Why wander the forest or the ridge when you can just-as-easily venture down the sidewalk or head to a city park in your neighborhood? Why spend the energy of the prep for backpacking, when you can just drive to a pull-off on the Blue Ridge Parkway or stare downward from dizzying heights at an overlook into the Grand Canyon?
I think it was somewhere atop a spiny ridge in New Zealand, post-epic divorce, while solo backpacking Kepler that I asked myself this very question, why this? Why all the work to hike this loop in my birthday Month, under the blood red moon? Why all the effort to get to a foreign country to see this particular landscape, my only accompaniment my Osprey Arial pack and my Lowa Renegade boots?
And while there are perhaps a hundred reasons as to why, here, I’ll share but a few.
The head-clearing alone, made the trek worthy. In my case, the change in trajectory of my life, brought about by my divorce triggered a lot of anxious, head-spinning.

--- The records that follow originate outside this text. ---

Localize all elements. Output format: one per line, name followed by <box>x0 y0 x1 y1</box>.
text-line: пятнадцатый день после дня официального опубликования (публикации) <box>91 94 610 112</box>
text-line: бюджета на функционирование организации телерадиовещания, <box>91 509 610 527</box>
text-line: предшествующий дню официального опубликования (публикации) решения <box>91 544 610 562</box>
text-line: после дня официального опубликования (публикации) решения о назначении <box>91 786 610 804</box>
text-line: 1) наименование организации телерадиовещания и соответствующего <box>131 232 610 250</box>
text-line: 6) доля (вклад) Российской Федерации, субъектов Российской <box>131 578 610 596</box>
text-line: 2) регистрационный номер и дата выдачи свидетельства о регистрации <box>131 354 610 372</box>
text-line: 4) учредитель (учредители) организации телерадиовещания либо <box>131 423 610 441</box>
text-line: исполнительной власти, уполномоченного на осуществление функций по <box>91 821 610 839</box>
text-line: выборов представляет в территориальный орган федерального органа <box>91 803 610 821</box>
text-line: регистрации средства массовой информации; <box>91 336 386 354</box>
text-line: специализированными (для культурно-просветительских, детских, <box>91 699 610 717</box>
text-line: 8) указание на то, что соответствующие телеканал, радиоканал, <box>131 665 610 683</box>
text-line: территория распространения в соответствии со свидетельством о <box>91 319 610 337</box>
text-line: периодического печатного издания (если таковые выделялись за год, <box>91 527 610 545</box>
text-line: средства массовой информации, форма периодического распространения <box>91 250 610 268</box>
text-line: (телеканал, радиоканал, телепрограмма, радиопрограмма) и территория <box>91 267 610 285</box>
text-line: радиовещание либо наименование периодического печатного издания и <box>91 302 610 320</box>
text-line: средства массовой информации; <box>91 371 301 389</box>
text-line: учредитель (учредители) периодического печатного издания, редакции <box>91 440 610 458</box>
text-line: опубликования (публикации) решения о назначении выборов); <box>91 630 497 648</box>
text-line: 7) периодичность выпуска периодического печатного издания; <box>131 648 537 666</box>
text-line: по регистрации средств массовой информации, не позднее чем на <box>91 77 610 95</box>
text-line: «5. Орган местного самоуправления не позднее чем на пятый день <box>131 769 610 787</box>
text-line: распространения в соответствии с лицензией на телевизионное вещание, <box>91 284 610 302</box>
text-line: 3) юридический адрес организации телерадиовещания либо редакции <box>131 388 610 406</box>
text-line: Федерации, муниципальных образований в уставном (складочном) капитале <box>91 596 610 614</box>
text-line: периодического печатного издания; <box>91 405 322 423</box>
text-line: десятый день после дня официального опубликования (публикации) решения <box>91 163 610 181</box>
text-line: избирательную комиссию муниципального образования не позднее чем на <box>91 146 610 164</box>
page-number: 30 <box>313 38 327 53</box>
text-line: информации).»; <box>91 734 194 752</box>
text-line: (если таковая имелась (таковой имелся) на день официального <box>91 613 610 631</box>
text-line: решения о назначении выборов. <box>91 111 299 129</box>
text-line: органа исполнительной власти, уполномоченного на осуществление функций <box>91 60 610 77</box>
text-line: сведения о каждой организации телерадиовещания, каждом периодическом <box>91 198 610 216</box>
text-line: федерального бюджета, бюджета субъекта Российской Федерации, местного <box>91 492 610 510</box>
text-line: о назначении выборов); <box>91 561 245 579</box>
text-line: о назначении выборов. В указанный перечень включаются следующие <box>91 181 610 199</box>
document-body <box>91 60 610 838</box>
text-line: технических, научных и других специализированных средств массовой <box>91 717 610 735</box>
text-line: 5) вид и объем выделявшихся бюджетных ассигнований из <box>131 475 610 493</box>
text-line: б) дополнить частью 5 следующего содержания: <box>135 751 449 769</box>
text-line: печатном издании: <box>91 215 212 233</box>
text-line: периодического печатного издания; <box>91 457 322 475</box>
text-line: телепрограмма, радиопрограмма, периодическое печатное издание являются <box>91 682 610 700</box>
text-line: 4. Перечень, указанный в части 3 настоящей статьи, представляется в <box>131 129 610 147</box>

During my divorce, I existed for a couple of years in a perpetual, chaotic state of fight or flight. And so to find myself greeted each day by the hypnotic sound of my traipsing feet along a Kiwi path induced a meditative state in me.
And then there were the clouds mimicking the ocean’s tide, distracting me from my woes, while they seemed to dance playfully with me along the ridge’s spine.
There is a simplicity to life while backpacking, where everything you need for a few days is strapped to you—no need to be bothered with what to wear, nor what to eat, nor where to sleep, nor whether or not to answer that unreachable cell phone. The ease of your daily cares being reduced to placing one foot in front of the other, each rhythmic step after the other, and just following the path has a way of calming the soul. And with a quieter head, your heart also begtins to untether itself from worry and you begin to listen to the language of the landscape.
And in this space of listening, the landscape begins to do its work on you. The trees begin to lean in and whisper healing. The birds begin to exert their sense of humor. The wind begins to conjure melodies as if playing the leaves like the keys of a piano. And perhaps there where the sounds of men have slipped far from your mind, you might encounter, the peace of wild things:
The Peace of Wild Things
by Wendell Berry
When despair for the world grows in me
and I wake in the night at the least sound
in fear of what my life and my children’s lives may be,
I go and lie down where the wood drake
rests in his beauty on the water, and the great heron feeds.
I come into the peace of wild things
who do not tax their lives with forethought
of grief. I come into the presence of still water.
And I feel above me the day-blind stars
waiting with their light. For a time
I rest in the grace of the world, and am free.